Wednesday, January 15, 2025
33.0°F

Elizabeth 'Betty' June Wright Hull, 90

by The Daily Inter Lake
| March 31, 2014 8:45 PM

March 8, 2014, Elizabeth “Betty” June Wright Hull “left this earth for a better place.” 

As the last surviving member of her lifelong Browning school friends, Lucille, Ruth and Anne, “her gang,” as she called them, she was looking forward to seeing them all again.  

Betty June was born to Elsie and William Wright on June 9, 1923, in Cut Bank, growing up in Sun Burst and Browning. She was athletic, loving winter sports, swimming in glacier-fed lakes and riding horses across the beautiful prairie. In high school she was a cheerleader, but poured her energies into music under the direction her music teacher Bob Scriver, playing her clarinet on CBS radio at state festival. 

She graduated with a Bachelor of Arts degree in music from what was then Montana State University in Missoula, in 1947. Betty worked at Fort Missoula during the war years as a phone operator. 

She taught music in Eureka and Darby before marrying the love of her life, Roland Henry Hull of Corvallis, on Aug. 5, 1951, in Hamilton. To this union came one daughter Kathryn and one son William. They made home in Hamilton and Whitefish. She also taught in Corvallis, Trapper Creek Job Corps, Pikunni Alternative School and gave private lessons.  Due to health issues, Betty moved to Roundup in 2005 and into Billings Health and Rehab in 2009.   

From the skills learned in 4-H, Betty was a remarkable seamstress. There was nothing she could not make, reflected by how well she dressed herself and her family. Crafting was also a talent that saw her producing many varied projects. Betty was good at playing bridge and liked to host parties. Ever social, she loved to eat out, travel and visit.  She was a loyal U of M Grizzly fan.

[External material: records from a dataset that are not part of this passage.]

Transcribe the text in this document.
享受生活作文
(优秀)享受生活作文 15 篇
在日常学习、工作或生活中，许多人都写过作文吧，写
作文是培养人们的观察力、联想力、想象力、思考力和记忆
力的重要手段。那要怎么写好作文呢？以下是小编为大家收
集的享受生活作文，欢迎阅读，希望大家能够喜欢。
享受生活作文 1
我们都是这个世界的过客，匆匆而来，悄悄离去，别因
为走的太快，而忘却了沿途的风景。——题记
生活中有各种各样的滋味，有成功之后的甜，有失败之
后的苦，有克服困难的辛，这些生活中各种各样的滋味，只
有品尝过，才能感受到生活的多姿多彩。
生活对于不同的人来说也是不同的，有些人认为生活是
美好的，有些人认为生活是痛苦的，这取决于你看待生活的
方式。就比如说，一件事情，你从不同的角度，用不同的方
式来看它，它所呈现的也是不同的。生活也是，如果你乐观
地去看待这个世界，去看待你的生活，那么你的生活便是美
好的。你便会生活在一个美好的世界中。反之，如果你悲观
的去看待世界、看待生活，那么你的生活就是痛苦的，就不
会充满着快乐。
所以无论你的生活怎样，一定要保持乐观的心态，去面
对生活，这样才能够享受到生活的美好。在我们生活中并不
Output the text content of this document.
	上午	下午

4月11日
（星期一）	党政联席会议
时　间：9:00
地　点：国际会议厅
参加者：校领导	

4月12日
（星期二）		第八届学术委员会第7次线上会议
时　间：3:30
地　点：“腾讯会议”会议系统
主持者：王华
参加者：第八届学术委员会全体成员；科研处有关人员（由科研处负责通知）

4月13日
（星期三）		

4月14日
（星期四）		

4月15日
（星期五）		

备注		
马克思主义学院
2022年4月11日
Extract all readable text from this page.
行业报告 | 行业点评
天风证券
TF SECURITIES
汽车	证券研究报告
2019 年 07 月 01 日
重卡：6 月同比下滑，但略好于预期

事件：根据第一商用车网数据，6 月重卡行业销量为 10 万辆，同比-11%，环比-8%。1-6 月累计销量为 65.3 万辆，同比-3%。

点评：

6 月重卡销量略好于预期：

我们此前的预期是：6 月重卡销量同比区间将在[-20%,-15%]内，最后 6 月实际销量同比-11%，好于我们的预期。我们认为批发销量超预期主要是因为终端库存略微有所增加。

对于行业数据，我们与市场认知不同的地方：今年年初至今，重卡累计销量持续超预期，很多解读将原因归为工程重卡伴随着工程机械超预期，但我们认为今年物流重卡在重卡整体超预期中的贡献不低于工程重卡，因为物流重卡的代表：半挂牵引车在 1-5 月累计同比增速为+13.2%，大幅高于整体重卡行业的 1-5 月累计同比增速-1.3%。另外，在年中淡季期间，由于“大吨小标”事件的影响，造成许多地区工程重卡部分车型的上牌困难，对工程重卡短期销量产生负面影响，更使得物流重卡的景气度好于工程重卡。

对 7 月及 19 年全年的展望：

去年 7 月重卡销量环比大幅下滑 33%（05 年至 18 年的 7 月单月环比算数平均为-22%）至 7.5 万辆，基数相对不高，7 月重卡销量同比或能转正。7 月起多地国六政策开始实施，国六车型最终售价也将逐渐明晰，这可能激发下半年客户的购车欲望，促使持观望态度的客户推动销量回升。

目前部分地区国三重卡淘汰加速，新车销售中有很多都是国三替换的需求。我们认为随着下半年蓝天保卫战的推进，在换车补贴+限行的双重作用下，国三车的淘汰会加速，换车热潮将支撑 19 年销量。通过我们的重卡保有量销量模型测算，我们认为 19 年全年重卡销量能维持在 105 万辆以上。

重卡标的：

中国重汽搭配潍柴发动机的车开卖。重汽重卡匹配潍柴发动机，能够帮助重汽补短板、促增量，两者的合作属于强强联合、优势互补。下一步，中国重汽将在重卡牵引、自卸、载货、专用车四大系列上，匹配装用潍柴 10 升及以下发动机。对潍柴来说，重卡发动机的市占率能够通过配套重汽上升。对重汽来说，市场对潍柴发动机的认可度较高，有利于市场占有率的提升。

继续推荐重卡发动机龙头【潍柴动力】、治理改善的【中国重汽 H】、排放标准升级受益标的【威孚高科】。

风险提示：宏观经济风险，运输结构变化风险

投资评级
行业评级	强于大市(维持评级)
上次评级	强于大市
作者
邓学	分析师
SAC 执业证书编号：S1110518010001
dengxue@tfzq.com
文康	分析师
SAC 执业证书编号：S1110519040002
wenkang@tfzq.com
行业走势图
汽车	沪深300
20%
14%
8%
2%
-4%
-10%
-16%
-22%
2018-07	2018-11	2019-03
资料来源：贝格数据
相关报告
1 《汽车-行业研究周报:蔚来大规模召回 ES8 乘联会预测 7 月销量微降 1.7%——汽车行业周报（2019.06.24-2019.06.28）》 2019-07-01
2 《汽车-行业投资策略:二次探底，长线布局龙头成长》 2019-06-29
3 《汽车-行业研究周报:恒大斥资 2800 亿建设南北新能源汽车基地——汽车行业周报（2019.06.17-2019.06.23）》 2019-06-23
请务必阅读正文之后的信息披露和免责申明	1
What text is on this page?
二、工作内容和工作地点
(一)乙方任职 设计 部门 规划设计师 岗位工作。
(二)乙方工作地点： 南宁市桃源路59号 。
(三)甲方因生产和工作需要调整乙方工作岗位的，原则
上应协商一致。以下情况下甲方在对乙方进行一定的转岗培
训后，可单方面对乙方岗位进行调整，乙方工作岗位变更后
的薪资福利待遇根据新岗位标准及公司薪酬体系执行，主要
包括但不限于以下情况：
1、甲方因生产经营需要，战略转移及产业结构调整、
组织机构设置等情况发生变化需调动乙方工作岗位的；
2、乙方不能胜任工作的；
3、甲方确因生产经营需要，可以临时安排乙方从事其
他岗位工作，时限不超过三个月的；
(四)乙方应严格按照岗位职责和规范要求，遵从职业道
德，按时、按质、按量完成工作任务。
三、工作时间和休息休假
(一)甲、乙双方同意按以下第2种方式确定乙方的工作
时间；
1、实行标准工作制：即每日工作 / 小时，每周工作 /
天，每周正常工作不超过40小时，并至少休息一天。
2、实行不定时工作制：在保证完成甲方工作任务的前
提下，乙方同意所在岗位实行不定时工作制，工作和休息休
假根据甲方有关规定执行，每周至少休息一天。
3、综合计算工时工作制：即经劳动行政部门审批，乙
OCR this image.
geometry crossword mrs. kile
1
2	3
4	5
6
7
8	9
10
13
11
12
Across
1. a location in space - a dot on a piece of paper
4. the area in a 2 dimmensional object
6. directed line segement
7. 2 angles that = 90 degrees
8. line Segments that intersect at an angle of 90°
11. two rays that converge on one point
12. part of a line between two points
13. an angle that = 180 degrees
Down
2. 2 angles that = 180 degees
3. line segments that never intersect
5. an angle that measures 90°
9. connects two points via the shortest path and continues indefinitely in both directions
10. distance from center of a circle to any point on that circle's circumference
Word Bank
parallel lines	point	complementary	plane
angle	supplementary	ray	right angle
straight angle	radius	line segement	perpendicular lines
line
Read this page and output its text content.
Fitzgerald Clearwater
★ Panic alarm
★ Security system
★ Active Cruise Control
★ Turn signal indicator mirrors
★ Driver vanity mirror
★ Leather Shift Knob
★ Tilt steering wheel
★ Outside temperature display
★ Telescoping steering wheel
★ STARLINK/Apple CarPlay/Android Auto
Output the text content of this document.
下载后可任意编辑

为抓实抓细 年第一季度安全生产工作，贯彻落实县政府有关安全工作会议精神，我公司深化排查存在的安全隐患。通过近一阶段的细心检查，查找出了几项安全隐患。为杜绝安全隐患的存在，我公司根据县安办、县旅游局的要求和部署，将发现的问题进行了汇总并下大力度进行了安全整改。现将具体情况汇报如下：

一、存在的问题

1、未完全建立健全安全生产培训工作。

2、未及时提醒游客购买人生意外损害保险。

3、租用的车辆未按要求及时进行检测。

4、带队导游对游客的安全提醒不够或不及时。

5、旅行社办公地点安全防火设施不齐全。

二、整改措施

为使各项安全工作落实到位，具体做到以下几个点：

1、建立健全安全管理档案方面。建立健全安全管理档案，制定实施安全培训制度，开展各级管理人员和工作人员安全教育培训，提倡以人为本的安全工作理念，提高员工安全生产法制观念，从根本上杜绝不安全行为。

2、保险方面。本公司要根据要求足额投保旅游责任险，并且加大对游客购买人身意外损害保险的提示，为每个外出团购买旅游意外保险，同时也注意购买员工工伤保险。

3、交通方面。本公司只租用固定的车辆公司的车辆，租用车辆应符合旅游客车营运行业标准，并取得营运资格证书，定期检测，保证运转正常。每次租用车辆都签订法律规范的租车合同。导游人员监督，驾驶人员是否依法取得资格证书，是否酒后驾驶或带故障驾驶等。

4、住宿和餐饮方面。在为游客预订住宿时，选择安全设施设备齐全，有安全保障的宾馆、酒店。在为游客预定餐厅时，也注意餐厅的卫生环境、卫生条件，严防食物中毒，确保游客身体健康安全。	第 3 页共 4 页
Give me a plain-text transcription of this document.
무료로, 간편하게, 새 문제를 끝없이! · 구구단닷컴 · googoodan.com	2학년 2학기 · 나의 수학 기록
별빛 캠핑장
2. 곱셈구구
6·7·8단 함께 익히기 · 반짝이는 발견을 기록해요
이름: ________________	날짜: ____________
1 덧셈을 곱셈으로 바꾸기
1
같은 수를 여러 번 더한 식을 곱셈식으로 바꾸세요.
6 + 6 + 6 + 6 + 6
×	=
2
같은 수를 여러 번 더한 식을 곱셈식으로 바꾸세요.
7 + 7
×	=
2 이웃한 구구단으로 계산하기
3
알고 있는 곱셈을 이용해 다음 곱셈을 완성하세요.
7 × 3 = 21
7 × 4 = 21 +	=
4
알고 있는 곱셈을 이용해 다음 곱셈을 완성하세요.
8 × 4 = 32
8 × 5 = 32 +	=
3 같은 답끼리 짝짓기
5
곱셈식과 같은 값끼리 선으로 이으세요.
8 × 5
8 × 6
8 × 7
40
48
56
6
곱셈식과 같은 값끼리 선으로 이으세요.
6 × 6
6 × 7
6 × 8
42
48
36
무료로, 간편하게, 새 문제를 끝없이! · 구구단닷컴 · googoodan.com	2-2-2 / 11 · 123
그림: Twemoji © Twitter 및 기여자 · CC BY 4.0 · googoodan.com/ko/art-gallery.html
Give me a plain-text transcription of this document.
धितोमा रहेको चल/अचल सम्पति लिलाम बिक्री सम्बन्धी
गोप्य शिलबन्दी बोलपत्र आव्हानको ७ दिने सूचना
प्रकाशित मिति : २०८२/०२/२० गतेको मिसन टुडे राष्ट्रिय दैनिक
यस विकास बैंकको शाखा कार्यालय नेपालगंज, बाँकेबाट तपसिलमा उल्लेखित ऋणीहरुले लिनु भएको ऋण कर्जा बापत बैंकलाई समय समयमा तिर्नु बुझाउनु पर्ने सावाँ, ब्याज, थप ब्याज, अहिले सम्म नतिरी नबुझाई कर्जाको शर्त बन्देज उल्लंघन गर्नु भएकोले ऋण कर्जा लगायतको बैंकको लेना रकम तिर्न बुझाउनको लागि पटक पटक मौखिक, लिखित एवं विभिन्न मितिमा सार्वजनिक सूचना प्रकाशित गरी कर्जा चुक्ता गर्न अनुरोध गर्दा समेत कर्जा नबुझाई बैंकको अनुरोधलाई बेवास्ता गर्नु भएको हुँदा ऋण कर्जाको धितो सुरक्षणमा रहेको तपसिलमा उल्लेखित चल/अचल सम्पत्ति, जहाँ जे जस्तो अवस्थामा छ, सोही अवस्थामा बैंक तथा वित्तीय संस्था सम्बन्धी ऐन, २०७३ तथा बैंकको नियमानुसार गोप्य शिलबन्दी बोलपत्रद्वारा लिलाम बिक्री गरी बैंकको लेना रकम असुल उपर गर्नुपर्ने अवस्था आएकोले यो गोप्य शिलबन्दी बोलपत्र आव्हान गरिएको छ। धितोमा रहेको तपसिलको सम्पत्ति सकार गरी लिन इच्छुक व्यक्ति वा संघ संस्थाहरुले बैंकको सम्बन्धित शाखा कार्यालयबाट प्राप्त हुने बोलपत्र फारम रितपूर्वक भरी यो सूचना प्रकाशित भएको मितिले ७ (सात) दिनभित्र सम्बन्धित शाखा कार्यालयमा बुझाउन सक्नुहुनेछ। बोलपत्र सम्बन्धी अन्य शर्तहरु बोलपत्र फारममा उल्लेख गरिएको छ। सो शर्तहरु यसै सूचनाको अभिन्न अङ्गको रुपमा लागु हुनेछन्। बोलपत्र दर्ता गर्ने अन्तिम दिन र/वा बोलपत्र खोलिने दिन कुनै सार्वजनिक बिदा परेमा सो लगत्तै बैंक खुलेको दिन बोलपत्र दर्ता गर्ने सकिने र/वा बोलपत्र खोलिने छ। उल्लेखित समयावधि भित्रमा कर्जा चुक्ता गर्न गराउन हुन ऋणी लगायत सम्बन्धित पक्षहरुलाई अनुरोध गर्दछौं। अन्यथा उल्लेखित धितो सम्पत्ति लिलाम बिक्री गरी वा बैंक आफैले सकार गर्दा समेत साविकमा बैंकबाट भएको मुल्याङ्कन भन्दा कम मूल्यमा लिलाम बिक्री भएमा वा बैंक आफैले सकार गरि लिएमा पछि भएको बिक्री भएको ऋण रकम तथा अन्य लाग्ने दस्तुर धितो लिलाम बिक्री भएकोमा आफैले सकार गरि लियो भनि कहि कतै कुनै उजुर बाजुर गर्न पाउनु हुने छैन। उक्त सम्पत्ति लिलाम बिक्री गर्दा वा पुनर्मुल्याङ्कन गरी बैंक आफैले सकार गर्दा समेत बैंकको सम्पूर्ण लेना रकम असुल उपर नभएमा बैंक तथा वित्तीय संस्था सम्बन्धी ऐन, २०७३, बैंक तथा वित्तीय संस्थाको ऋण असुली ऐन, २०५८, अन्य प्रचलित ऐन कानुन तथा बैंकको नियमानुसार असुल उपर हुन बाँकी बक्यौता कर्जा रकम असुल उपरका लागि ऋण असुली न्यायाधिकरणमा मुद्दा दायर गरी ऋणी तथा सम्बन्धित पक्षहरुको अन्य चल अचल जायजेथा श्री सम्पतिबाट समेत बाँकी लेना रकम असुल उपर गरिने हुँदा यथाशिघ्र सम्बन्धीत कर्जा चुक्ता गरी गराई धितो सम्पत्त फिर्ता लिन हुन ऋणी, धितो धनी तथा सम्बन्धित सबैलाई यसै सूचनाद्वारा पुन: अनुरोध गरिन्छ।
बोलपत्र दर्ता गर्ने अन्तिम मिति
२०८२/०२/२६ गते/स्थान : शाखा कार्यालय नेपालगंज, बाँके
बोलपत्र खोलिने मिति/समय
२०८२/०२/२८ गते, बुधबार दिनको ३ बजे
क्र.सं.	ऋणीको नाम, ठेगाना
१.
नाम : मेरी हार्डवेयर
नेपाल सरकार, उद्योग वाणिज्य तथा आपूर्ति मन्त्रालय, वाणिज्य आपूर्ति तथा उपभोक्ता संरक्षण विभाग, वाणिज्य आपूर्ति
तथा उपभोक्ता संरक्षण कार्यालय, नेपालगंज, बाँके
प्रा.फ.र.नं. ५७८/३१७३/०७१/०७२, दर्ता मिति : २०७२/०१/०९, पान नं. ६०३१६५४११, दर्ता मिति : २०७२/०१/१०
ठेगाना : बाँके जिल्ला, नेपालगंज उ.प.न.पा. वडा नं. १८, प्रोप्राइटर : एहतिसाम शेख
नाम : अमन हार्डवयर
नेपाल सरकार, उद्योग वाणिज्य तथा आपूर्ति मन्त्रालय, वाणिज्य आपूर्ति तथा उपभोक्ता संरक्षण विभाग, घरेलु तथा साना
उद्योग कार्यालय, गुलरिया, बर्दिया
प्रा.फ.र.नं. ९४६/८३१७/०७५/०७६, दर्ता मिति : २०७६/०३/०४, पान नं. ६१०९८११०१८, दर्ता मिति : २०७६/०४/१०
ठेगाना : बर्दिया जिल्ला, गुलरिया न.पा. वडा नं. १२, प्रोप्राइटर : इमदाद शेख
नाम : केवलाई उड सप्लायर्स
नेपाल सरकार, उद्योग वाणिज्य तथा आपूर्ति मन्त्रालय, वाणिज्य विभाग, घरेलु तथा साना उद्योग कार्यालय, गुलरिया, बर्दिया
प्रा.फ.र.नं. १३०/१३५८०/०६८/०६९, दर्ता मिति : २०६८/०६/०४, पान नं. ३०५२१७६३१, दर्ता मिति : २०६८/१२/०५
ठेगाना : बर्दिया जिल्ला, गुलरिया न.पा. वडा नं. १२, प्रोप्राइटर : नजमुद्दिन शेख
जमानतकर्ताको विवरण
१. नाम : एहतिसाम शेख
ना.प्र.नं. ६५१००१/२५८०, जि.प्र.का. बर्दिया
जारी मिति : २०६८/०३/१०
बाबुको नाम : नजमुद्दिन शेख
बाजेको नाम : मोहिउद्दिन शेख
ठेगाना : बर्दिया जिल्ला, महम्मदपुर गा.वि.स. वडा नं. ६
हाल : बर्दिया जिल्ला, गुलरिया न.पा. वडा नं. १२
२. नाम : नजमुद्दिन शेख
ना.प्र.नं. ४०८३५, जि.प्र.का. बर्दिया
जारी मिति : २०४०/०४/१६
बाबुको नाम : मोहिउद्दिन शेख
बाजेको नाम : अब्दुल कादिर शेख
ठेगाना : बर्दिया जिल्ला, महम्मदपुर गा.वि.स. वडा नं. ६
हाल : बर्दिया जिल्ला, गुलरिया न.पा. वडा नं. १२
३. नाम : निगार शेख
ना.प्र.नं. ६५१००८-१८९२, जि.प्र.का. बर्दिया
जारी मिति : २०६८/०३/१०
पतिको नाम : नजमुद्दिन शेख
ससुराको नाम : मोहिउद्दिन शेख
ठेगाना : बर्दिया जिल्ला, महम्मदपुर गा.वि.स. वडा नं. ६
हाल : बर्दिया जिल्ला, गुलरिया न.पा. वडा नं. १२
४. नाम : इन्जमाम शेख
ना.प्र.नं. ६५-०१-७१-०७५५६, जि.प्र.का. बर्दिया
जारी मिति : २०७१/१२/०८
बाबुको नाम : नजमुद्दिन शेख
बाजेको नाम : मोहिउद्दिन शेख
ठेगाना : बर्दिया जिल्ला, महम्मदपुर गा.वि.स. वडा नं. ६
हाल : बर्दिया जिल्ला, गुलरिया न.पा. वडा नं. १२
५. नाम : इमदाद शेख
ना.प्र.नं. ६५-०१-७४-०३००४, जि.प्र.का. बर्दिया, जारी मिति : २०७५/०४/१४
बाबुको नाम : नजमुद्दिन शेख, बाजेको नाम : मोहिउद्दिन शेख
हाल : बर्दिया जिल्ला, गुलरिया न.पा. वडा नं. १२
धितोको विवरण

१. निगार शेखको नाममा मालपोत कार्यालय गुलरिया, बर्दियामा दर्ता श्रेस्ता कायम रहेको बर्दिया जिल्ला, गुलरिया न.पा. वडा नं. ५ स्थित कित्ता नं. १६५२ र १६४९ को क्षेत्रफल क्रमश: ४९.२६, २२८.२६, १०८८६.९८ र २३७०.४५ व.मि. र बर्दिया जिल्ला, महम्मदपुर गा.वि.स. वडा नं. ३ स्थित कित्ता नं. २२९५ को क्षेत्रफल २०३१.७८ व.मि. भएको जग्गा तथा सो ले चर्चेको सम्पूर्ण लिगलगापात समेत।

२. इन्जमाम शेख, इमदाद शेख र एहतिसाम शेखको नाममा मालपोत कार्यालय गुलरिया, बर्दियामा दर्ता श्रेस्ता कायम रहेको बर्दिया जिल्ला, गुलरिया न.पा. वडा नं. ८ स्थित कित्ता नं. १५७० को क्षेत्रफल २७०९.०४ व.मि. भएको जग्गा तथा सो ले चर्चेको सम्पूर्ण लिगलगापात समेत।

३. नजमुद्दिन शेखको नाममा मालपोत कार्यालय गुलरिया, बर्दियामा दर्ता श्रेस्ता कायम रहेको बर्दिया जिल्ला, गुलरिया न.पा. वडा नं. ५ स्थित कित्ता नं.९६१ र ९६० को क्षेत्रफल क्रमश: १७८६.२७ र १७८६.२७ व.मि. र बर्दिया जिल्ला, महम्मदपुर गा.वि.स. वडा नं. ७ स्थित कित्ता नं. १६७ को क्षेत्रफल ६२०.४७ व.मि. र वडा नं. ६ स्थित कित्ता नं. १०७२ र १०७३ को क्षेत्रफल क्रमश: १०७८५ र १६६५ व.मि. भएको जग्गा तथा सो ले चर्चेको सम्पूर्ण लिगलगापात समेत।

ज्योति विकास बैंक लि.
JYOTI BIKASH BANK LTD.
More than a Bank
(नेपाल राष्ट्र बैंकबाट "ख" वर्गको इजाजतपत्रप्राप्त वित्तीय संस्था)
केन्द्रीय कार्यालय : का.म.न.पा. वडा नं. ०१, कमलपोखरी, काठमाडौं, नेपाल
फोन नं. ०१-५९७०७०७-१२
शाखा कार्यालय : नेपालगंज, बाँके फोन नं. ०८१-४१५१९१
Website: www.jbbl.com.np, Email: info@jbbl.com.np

Betty was preceded in death by her parents, and her husband Rolly, all of whom she missed terribly. 

She is survived by her daughter, Kathy, and John Pfister, of Roundup; son, Bill, of Olney; granddaughters, Leanne and Brett Hoagland of Glendive, Loreta and Clint Halford of Chino Valley, Ariz., and Lyndee Pfister of Roundup; and great-grandsons, Connley Hoagland, and Reno and Brody Halford. 

Memorials may be sent to Billings Health & Rehab where Betty was so lovingly cared for, or a charity of choice. 

Betty did not like funerals and only asked for cremation and burial at Corvallis. In keeping with her wishes a graveside gathering will be held later this spring in Corvallis. If you wish to celebrate Betty’s life, go out to dinner, dance, play cards, laugh, smile, enjoy your friends; just do something fun because that is how she lived.